Su hermana mayor, Beatriz, le entregó un escapulario de San Ignacio y una carta para un primo lejano, Domingo Jaramillo, quien se decía andaba por tierras del otro lado del mundo.
—¿Y si no regreso? —dijo Jacinto, mirando al cielo.
—Entonces serás como el apóstol Santiago, que cruzó tierras desconocidas por la gloria de Dios —le dijo su hermana—. No temas, hermano. Este también es tu camino de Santiago.

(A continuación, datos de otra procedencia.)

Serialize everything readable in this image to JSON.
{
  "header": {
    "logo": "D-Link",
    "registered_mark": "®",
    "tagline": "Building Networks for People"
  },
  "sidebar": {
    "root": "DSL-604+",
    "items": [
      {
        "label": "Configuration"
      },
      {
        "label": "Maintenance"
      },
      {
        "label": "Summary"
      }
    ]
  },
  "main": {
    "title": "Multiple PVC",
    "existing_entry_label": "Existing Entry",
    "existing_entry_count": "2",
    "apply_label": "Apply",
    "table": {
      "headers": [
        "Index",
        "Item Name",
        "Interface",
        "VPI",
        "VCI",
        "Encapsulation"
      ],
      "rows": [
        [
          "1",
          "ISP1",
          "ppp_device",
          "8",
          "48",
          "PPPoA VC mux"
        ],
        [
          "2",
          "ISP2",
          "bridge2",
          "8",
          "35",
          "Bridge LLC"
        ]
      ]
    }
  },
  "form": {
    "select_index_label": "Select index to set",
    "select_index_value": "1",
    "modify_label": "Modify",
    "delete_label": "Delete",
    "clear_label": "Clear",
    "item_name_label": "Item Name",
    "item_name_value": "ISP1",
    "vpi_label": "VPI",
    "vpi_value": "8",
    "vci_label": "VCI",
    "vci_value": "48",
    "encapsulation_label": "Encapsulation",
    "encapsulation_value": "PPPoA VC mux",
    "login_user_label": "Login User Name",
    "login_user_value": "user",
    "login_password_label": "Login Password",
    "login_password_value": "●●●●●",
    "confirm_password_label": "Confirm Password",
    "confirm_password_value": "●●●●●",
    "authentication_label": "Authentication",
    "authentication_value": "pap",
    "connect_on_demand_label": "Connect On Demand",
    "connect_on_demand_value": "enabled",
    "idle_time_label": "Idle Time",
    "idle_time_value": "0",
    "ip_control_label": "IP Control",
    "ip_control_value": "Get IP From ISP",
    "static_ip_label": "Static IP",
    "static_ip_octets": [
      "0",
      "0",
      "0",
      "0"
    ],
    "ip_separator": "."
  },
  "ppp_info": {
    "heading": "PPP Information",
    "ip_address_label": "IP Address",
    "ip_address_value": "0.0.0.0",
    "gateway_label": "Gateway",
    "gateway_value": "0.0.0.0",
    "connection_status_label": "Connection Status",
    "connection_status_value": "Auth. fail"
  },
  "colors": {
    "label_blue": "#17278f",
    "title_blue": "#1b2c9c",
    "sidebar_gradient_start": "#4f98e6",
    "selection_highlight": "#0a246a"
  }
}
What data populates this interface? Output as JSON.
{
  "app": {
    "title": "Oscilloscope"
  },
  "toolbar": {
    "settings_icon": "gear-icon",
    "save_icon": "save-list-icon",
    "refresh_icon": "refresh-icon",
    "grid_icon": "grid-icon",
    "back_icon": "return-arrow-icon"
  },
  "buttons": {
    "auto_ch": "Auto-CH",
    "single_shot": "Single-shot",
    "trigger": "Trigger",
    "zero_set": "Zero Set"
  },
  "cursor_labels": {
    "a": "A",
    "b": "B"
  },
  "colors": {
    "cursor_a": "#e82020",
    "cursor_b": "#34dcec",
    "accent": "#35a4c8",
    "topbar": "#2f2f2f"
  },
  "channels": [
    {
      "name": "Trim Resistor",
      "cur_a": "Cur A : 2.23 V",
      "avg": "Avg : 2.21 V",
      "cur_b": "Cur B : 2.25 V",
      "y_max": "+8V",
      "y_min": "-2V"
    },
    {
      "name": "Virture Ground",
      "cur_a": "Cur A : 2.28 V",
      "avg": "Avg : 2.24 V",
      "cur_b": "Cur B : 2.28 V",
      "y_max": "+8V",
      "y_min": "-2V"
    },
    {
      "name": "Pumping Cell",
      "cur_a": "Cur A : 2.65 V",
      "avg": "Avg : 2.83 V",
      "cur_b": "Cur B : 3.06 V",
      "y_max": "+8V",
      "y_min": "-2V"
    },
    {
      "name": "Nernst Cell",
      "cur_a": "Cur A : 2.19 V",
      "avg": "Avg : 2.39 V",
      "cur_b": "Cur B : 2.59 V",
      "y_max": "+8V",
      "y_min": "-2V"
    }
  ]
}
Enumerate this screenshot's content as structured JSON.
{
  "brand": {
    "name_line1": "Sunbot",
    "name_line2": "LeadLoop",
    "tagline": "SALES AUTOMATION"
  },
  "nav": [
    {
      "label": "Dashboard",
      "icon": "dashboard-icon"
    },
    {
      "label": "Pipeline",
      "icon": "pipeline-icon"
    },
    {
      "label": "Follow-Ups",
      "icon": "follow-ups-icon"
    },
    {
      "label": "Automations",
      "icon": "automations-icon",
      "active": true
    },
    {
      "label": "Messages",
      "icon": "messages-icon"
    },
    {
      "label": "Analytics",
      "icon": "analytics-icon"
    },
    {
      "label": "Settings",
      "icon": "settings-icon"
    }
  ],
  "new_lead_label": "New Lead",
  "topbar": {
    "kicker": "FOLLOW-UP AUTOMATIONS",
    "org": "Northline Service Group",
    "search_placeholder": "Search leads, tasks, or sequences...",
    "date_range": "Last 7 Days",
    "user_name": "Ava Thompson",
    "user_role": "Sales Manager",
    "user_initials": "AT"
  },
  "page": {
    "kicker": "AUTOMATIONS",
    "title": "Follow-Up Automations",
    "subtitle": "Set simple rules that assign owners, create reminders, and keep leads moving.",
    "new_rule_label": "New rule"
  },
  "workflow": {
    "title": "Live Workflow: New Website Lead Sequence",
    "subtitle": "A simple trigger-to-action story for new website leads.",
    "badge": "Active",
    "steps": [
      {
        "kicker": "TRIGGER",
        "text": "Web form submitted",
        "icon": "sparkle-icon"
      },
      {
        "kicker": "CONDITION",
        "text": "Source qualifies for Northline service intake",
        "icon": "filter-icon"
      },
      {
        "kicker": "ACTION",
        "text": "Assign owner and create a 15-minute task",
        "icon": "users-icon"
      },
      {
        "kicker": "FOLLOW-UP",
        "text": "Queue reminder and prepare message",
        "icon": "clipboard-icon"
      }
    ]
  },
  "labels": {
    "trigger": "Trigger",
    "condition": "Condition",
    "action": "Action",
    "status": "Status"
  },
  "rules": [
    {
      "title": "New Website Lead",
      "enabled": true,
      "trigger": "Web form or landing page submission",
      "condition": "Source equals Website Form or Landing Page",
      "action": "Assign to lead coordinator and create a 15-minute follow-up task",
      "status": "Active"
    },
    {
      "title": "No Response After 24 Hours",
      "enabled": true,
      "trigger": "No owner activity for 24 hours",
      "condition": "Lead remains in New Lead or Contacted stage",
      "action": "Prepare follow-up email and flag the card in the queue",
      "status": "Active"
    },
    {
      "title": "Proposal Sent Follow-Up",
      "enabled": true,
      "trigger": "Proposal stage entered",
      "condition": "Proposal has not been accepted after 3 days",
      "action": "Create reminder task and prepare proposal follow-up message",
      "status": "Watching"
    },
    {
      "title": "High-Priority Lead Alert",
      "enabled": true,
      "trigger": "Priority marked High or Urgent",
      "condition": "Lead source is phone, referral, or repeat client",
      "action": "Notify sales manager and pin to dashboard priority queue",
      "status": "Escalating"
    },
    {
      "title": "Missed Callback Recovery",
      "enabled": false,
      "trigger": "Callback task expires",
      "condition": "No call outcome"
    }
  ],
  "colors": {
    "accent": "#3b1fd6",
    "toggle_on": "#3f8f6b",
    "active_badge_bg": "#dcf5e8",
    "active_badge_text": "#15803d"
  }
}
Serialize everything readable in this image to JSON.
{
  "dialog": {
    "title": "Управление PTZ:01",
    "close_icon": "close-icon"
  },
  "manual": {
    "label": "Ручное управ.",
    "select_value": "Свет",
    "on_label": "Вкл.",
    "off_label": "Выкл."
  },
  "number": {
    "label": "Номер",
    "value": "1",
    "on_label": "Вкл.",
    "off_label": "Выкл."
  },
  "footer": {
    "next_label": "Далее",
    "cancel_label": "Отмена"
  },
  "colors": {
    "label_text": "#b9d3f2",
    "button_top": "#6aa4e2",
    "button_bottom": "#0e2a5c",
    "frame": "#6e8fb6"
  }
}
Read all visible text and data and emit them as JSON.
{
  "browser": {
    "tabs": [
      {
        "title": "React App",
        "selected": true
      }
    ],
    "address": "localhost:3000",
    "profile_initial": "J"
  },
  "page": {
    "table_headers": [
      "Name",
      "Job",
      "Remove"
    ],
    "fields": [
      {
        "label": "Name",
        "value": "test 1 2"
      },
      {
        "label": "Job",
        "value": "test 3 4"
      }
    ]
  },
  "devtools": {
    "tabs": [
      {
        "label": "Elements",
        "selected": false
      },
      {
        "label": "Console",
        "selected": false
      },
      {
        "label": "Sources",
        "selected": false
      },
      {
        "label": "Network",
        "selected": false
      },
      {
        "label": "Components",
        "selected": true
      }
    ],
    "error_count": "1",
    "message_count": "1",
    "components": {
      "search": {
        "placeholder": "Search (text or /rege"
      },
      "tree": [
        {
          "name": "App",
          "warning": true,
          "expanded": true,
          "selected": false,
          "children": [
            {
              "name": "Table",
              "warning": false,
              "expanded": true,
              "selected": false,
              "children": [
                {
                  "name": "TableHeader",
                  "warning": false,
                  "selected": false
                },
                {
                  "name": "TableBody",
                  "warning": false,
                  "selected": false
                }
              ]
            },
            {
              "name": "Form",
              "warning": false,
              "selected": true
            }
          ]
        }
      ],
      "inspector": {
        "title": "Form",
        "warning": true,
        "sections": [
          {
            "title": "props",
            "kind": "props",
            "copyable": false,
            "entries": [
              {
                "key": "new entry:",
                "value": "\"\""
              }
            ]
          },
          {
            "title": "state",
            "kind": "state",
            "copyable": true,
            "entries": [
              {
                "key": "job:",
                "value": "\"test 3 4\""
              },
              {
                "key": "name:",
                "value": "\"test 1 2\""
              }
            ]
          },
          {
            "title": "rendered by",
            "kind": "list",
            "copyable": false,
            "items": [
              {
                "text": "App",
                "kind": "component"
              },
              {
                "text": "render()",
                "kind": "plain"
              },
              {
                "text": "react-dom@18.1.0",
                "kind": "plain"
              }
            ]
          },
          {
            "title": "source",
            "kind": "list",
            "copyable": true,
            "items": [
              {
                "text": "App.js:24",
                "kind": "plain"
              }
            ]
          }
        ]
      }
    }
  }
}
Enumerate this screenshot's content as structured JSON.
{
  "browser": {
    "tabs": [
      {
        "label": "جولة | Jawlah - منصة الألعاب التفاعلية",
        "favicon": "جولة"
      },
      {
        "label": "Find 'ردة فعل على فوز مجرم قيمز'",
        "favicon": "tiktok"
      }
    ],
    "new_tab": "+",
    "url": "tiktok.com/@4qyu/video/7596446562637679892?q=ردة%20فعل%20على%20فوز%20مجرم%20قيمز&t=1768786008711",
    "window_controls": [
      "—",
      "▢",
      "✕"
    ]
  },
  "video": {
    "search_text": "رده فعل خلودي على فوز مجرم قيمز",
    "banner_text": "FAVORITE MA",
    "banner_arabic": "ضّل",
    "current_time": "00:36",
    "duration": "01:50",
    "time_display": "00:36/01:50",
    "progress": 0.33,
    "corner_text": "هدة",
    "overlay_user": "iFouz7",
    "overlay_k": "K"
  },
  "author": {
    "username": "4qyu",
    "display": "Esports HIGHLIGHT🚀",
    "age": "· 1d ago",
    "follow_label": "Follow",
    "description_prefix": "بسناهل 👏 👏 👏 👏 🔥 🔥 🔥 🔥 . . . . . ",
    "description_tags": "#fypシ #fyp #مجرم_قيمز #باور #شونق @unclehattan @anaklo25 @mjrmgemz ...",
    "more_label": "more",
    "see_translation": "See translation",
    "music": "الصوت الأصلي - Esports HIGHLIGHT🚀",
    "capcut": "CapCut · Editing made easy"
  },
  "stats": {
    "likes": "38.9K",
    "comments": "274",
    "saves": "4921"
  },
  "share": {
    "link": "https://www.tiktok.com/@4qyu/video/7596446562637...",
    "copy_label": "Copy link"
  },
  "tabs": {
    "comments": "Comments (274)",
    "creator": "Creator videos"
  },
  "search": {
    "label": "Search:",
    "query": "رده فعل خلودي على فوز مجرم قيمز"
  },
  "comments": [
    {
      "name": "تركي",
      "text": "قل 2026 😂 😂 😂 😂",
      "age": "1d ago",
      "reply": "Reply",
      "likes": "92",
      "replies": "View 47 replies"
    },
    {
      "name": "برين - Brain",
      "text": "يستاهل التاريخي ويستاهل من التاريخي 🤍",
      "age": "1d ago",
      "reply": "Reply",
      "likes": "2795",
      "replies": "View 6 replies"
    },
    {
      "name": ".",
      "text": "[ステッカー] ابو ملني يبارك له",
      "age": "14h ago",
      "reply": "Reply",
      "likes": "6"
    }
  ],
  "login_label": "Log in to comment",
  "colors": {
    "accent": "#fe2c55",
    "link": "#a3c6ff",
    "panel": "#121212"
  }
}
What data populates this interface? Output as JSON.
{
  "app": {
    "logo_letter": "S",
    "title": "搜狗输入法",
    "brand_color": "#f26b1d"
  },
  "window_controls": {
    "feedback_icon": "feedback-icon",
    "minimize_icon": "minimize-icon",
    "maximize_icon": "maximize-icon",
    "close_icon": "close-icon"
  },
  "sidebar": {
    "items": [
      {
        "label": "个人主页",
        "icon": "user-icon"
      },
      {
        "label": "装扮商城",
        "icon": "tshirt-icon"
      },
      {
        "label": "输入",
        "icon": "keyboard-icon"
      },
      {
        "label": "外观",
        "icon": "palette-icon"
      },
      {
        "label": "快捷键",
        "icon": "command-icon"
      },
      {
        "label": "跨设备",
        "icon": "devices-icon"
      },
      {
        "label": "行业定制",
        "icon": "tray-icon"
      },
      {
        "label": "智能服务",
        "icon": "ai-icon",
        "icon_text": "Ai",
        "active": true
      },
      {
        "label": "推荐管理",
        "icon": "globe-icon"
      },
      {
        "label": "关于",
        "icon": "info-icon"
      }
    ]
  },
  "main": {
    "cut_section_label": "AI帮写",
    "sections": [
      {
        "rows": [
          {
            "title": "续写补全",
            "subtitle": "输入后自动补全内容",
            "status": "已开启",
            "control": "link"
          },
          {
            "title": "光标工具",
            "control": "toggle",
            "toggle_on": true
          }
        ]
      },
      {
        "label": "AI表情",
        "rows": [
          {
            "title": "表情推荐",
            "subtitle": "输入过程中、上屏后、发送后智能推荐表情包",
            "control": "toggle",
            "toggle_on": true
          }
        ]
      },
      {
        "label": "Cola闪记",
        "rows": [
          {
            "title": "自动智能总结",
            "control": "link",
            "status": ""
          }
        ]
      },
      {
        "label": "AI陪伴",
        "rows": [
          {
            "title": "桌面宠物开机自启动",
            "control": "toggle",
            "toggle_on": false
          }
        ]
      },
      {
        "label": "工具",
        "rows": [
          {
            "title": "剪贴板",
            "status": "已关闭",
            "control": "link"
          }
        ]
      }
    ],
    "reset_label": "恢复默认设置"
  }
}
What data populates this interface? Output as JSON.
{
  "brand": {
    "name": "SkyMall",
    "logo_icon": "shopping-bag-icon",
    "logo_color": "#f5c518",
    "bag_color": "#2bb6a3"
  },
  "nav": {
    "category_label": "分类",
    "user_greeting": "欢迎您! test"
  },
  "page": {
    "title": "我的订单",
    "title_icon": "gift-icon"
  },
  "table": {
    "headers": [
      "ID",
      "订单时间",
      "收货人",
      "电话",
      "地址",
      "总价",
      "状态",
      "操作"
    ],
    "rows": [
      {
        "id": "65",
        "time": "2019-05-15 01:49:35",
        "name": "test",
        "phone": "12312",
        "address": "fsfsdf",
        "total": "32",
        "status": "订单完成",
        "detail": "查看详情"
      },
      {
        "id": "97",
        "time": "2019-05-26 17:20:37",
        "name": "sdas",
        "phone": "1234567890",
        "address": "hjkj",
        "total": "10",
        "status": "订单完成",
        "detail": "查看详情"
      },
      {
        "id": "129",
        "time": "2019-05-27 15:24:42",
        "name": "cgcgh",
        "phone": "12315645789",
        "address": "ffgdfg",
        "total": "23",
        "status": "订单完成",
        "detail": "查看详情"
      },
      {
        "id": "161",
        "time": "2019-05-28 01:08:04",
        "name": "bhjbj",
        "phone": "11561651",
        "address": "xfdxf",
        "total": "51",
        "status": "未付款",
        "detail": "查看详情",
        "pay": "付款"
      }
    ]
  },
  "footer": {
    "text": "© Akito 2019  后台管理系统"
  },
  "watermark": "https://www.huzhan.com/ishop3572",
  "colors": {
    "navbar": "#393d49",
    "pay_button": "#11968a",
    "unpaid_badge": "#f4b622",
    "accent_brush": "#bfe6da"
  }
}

Capítulo II: Nueva Providencia
La costa era una línea turbia entre el cielo y el mar. Jacinto y los demás desembarcaron al amanecer, cuando las aves marinas daban sus gritos más agudos y la bruma comenzaba a retirarse como un ejército derrotado. El primer paso sobre tierra firme fue denso, lleno de humedad y promesas inciertas.
El asentamiento, llamado Nueva Providencia, se extendía tímidamente entre colinas boscosas y manglares que respiraban vapor al mediodía. Algunas chozas de palma y barro, una capilla de adobe sin campanario, y un fuerte de madera en construcción eran los únicos signos del esfuerzo humano frente a la selva. Muchos ya murmuraban que el nombre debía cambiarse. "Fue idea de un soldado de Benalcázar," decían con desdén, como si esa procedencia le restara legitimidad.
—No hay providencia que aguante este calor —se quejaba Antonio Zambrano, sacándose el sudor de la frente con una hoja seca.
Jacinto observaba en silencio. No era hombre de quejas. Prefería comprender el ritmo de las cosas antes de juzgarlas. Y en aquella tierra, todo tenía su propio pulso: los insectos, los ríos, la mirada de los locales.
El recibimiento fue formal, casi indiferente. El alcalde mayor, don Melchor de Mendoza, los saludó sin bajar del caballo. Era un hombre enjuto, de bigote afilado y manos delgadas.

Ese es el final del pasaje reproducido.